Deutsche Bank analyst Chris Whitmore says corporate IT is warming up to the iPhone. In a research note published yesterday das analyst says, "There is growing evidence that the iPhone is making inroads into the Enterprise."

Whitmore thinks Apple will sell 2 million iPhones to big business by the end of the year, some through reimbursements to employees and some through IT department purchases. If those numbers hold, the iPhone will own about 7% of the Enterprise smartphone market in 2009, up from the 2% it controlled in 2008.

What's up with the shift? Whitmore notes four reasons:

  • User satisfaction - highlighted by the recent J.D. Power surveys of both consumer and business smartphone users

  • Enterprise applications

  • The iPhone's level of innovation

  • The virtual keyboard - according to Whitmore, the thought that business users have to have a physical keyboard on a smartphone has turned out to be a 'fallacy.'


However, businesspeople might not agree that they don't need a physical keyboard if their first virtual keyboard isn't on an iPhone. UK researcher Canalys has taken a look at touchscreens and future smartphone purchases. The firm finds the ground shifting the touchscreen's way. Of the 3,000 survey respondents in the UK, Germany, and France, 38% say their next phone will have a finger-oriented touchscreen, while 16% say theirs will have a stylus-operated touchscreen.

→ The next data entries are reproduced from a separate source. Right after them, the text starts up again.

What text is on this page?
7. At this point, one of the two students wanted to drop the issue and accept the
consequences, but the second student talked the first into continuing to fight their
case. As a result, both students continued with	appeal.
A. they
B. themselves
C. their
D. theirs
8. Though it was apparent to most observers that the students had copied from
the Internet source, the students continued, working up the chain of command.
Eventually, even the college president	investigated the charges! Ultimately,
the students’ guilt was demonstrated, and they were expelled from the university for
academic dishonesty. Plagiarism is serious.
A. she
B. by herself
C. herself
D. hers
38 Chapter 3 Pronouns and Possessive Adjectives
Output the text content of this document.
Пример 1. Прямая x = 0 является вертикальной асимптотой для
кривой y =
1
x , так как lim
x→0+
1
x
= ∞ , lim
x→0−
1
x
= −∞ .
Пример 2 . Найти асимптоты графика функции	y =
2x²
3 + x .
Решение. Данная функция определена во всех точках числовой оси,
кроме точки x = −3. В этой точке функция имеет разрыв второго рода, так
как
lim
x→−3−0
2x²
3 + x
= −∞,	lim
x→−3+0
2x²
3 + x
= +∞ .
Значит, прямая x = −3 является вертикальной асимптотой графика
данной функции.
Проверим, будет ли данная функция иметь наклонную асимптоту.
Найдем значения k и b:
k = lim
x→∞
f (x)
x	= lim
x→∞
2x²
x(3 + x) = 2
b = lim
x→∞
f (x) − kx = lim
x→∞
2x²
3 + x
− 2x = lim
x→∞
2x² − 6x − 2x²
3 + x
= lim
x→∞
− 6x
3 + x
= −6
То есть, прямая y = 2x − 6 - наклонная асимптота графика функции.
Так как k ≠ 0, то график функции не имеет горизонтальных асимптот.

But a lot of people who have virtual keyboard-only phones miss the physical keys. According to Canalys, 53% of people who own a touchscreen phone say they won't buy another one, though they may have bought the wrong one for them to start. A majority of iPhone and HTC users say they'll keep the virtual keys on their next phones, while less than a third of Sony Ericsson touchscreen phone owners say their next phone won't have buttons.